Image-based artist Ricky Weaver will join the Stamps School of Art & Design faculty in the fall of 2024 as an assistant professor of art and design. She will begin teaching in the Winter 2025 semester. She is currently an associate professor at ArtCenter College of Design and Co-founder for The Institute for Black Girls in Film and Media in Pasadena, California. Born and raised in Michigan, Weaver earned a BFA from Eastern Michigan University and her MFA from Cranbrook Academy of Art.
Weaver says author bell hooks’ quote about teaching inspires her: “To teach in a manner that respects and cares for the souls of our students is essential if we are to provide the necessary conditions where learning can most deeply and intimately begin.”
“To teach in this manner to facilitate the necessary conditions for an embodied learning experience, requires me to be engaged with each individual’s trajectory,” said Weaver. “Learning is growth and there are times when the process of growing can be uncomfortable. However, this contemporary moment demands a lot of growth and art can help with that process. I also think it’s important as a faculty member to remember that finding your identity as artist and maker is a tender moment and that our pedagogy must center on holistic care for students.”

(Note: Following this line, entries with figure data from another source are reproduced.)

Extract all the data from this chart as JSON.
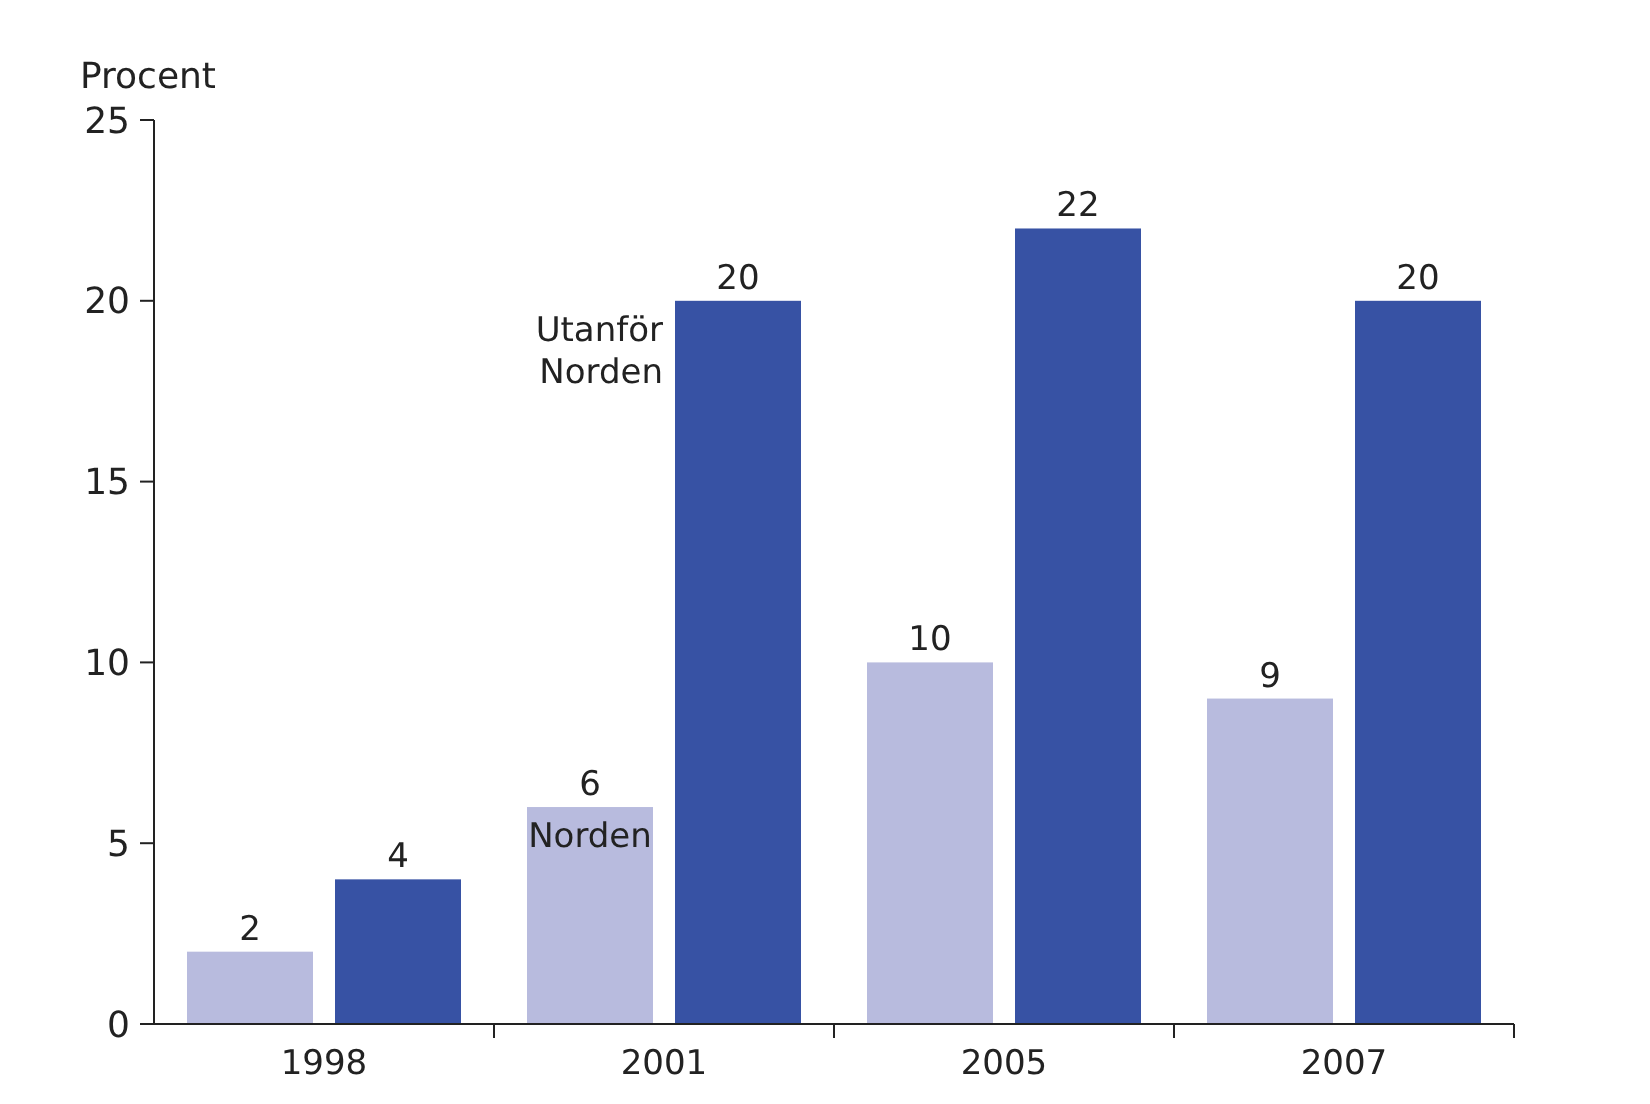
{
  "chart_data": {
    "type": "bar",
    "ylabel": "Procent",
    "categories": [
      "1998",
      "2001",
      "2005",
      "2007"
    ],
    "series": [
      {
        "name": "Norden",
        "color": "#b8bbde",
        "values": [
          2,
          6,
          10,
          9
        ]
      },
      {
        "name": "Utanför Norden",
        "color": "#3752a4",
        "values": [
          4,
          20,
          22,
          20
        ]
      }
    ],
    "ylim": [
      0,
      25
    ],
    "yticks": [
      0,
      5,
      10,
      15,
      20,
      25
    ],
    "data_labels": true,
    "legend": false,
    "grid": false
  }
}
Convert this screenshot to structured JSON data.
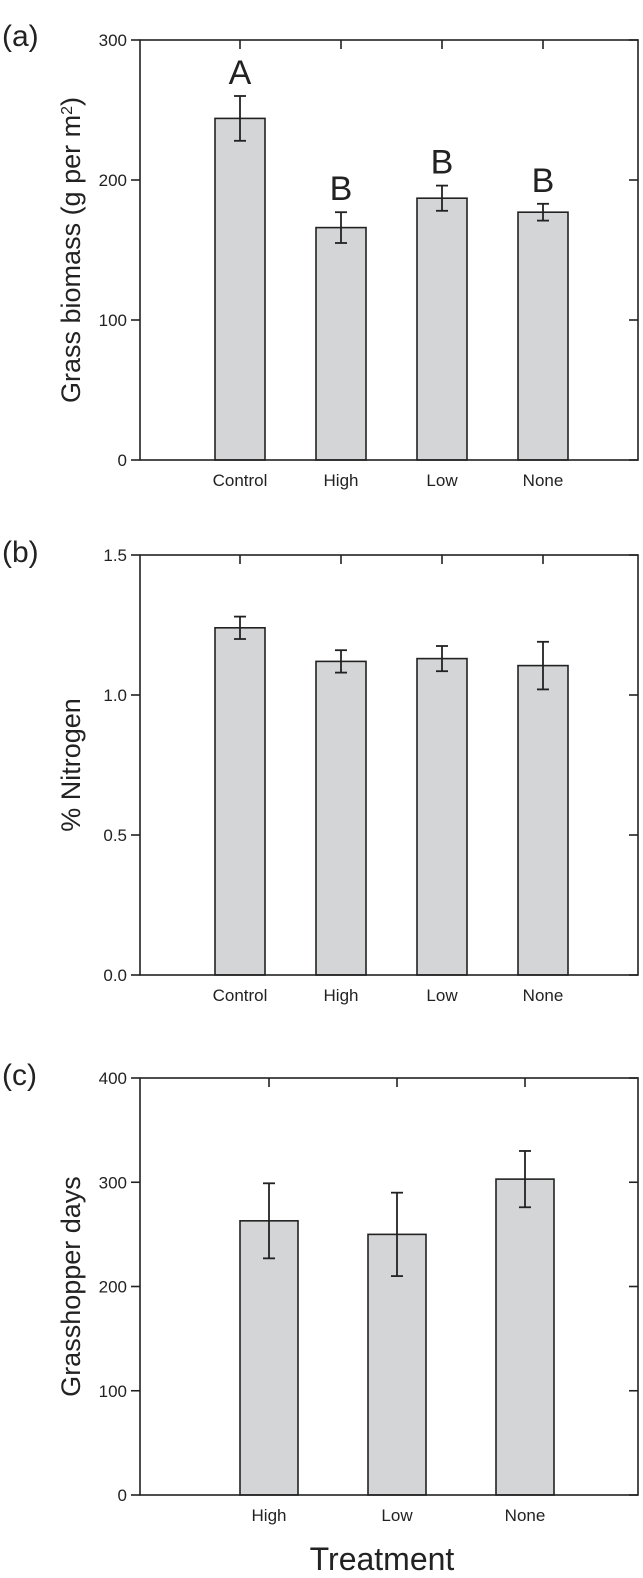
{
  "chart_data": [
    {
      "type": "bar",
      "panel_label": "(a)",
      "categories": [
        "Control",
        "High",
        "Low",
        "None"
      ],
      "values": [
        244,
        166,
        187,
        177
      ],
      "errors": [
        16,
        11,
        9,
        6
      ],
      "significance_letters": [
        "A",
        "B",
        "B",
        "B"
      ],
      "ylabel": "Grass biomass (g per m",
      "ylabel_sup": "2",
      "ylabel_tail": ")",
      "ylim": [
        0,
        300
      ],
      "yticks": [
        "0",
        "100",
        "200",
        "300"
      ],
      "grid": false
    },
    {
      "type": "bar",
      "panel_label": "(b)",
      "categories": [
        "Control",
        "High",
        "Low",
        "None"
      ],
      "values": [
        1.24,
        1.12,
        1.13,
        1.105
      ],
      "errors": [
        0.04,
        0.04,
        0.045,
        0.085
      ],
      "ylabel": "% Nitrogen",
      "ylim": [
        0,
        1.5
      ],
      "yticks": [
        "0.0",
        "0.5",
        "1.0",
        "1.5"
      ],
      "grid": false
    },
    {
      "type": "bar",
      "panel_label": "(c)",
      "categories": [
        "High",
        "Low",
        "None"
      ],
      "values": [
        263,
        250,
        303
      ],
      "errors": [
        36,
        40,
        27
      ],
      "ylabel": "Grasshopper days",
      "ylim": [
        0,
        400
      ],
      "yticks": [
        "0",
        "100",
        "200",
        "300",
        "400"
      ],
      "xlabel": "Treatment",
      "grid": false
    }
  ]
}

Weaver’s object-oriented creative practice allows space for theorizing images in a way that extends beyond the photograph. Her practice interrogates how the body, hymn, scripture, and the everyday appear as images and how that image functions as both archives and vessels. Weaver has exhibited her work internationally, including at fairs such as ParisPhoto, EXPO Chicago, and Art Miami. Her work has been acquired by institutions, including the Black Studies Gallery at UT Austin, The Detroit Institute of Arts, and The Wedge Collection.
In addition to her creative practice, Weaver has been immersed in her research, which is about developing her own ontological framework from the perspective of image and how she defines image.
“The term image extends beyond the photograph – a thought, sound, feeling — any representation. For my own research, I’m Interested in the accumulation of the images we internalize and how they inform the ways we embody and produce material culture. I call that the meta-archive. I focused on ancestral image-based ontology as a way to account for images we are born with,” said Weaver.
Her scholarly endeavors have earned her opportunities, such as the Independent Scholar Fellowship at The Carr Center Detroit and the University of Michigan Institute for the Humanities exhibition and fellowship award.
Returning to southeastern Michigan, where she grew up and attended school, is especially meaningful for Weaver. With her local ties, she plans to have a studio in Detroit so she can be closer to her community. She told her mother that the only way she would leave California was if she was offered the opportunity to be a faculty member at the University of Michigan.
“Joining the Stamps School is so exciting for me, professionally and personally,” said Weaver. “My grandmother, Audrey Weaver, was a long time U‑M employee. As both an artist and faculty member, reconnecting to the creative community in Ann Arbor, Ypsilanti, and Detroit is particularly meaningful. I am looking forward to this homecoming.”